I’m in need of a way to design a particular puzzle, and I’m not coming up with anything I like. What follows is a bit spoilery, but there’s no help for that. I’ll try to disguise the less than essential bits.
This is an old-school parser-based game. You need to find a way to open a secret door in the bookstore location, and the key to doing this is going to be a phrase you’ve acquired by solving a complex anagram puzzle. The scuff marks on the floor will reveal the existence of the door, and there’s a bust of Shakespeare nearby.
The phrase I have in mind to use is a few words from Henry IV, Part 1, but of course that fact is much too dreadfully obscure for any player to notice the connection between the phrase and the bust of Shakespeare. I can nudge the player toward seeing the connection. The phrase is “unclasp a secret book” and I can provide an old leather book, held shut by a clasp, whose title is “Shakespeare’s Secrets.” That’s a reasonable in-game clue, once you’re unscrambled the anagram.
But what will the player do with the phrase once she has noticed that it may be relevant in that room?

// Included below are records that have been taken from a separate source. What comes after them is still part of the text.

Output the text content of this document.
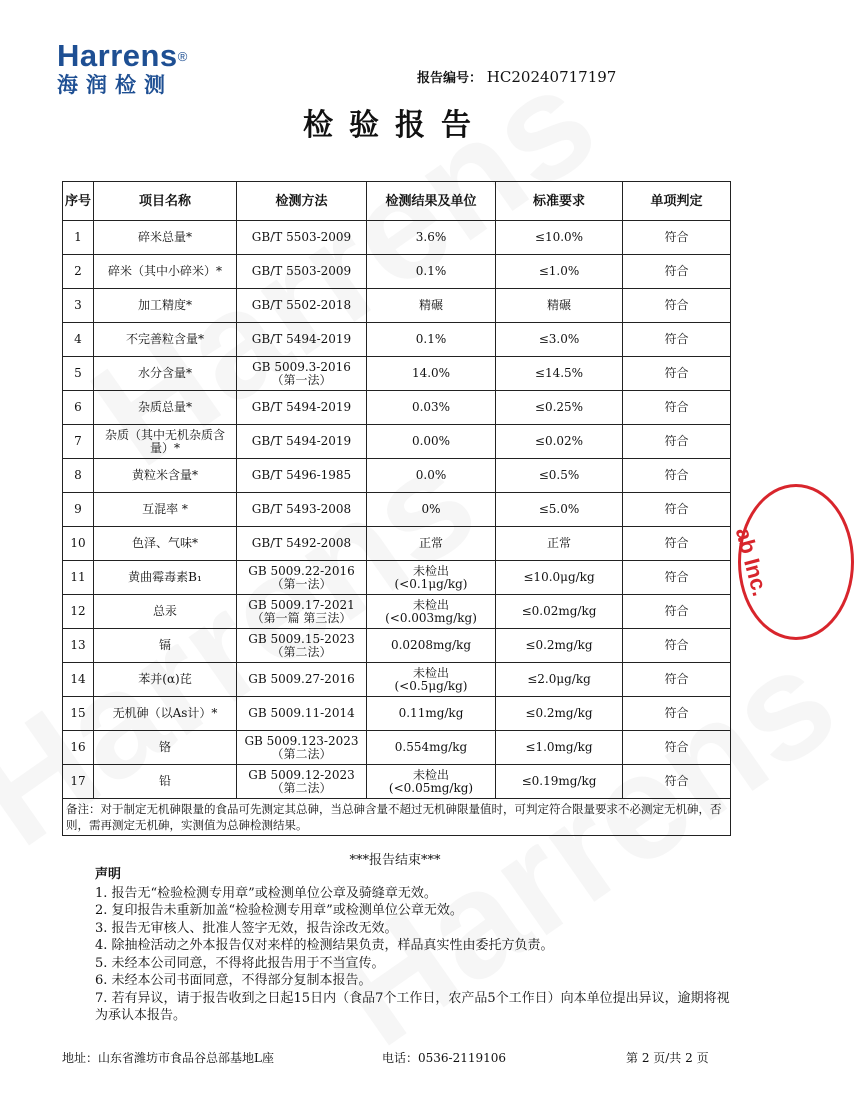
Harrens®
海润检测	报告编号： HC20240717197
检验报告
序号	项目名称	检测方法	检测结果及单位	标准要求	单项判定
1	碎米总量*	GB/T 5503-2009	3.6%	≤10.0%	符合
2	碎米（其中小碎米）*	GB/T 5503-2009	0.1%	≤1.0%	符合
3	加工精度*	GB/T 5502-2018	精碾	精碾	符合
4	不完善粒含量*	GB/T 5494-2019	0.1%	≤3.0%	符合
5	水分含量*	GB 5009.3-2016
（第一法）	14.0%	≤14.5%	符合
6	杂质总量*	GB/T 5494-2019	0.03%	≤0.25%	符合
7	杂质（其中无机杂质含量）*	GB/T 5494-2019	0.00%	≤0.02%	符合
8	黄粒米含量*	GB/T 5496-1985	0.0%	≤0.5%	符合
9	互混率 *	GB/T 5493-2008	0%	≤5.0%	符合
10	色泽、气味*	GB/T 5492-2008	正常	正常	符合
11	黄曲霉毒素B₁	GB 5009.22-2016
（第一法）	未检出
(<0.1μg/kg)	≤10.0μg/kg	符合
12	总汞	GB 5009.17-2021
（第一篇 第三法）	未检出
(<0.003mg/kg)	≤0.02mg/kg	符合
13	镉	GB 5009.15-2023
（第二法）	0.0208mg/kg	≤0.2mg/kg	符合
14	苯并(α)芘	GB 5009.27-2016	未检出
(<0.5μg/kg)	≤2.0μg/kg	符合
15	无机砷（以As计）*	GB 5009.11-2014	0.11mg/kg	≤0.2mg/kg	符合
16	铬	GB 5009.123-2023
（第二法）	0.554mg/kg	≤1.0mg/kg	符合
17	铅	GB 5009.12-2023
（第二法）	未检出
(<0.05mg/kg)	≤0.19mg/kg	符合
备注：对于制定无机砷限量的食品可先测定其总砷，当总砷含量不超过无机砷限量值时，可判定符合限量要求不必测定无机砷，否则，需再测定无机砷，实测值为总砷检测结果。					
***报告结束***
声明

1. 报告无“检验检测专用章”或检测单位公章及骑缝章无效。

2. 复印报告未重新加盖“检验检测专用章”或检测单位公章无效。

3. 报告无审核人、批准人签字无效，报告涂改无效。

4. 除抽检活动之外本报告仅对来样的检测结果负责，样品真实性由委托方负责。

5. 未经本公司同意，不得将此报告用于不当宣传。

6. 未经本公司书面同意，不得部分复制本报告。

7. 若有异议，请于报告收到之日起15日内（食品7个工作日，农产品5个工作日）向本单位提出异议，逾期将视为承认本报告。

地址：山东省潍坊市食品谷总部基地L座	电话：0536-2119106	第 2 页/共 2 页
ab Inc.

Using it as a command would be weird, because the verb isn’t a normal IF command. Entering it into a computer terminal is just too old-school a cliche, so I don’t want to do that. Saying it to the bust of Shakespeare would be rather silly, because the bust is clearly just an inanimate object. I had thought of having the door open when you open the clasp on the book, but then the anagram puzzle becomes irrelevant, and it’s a huge part of the scenario.
Wild and impractical ideas would be welcome – this game is going to be full of them!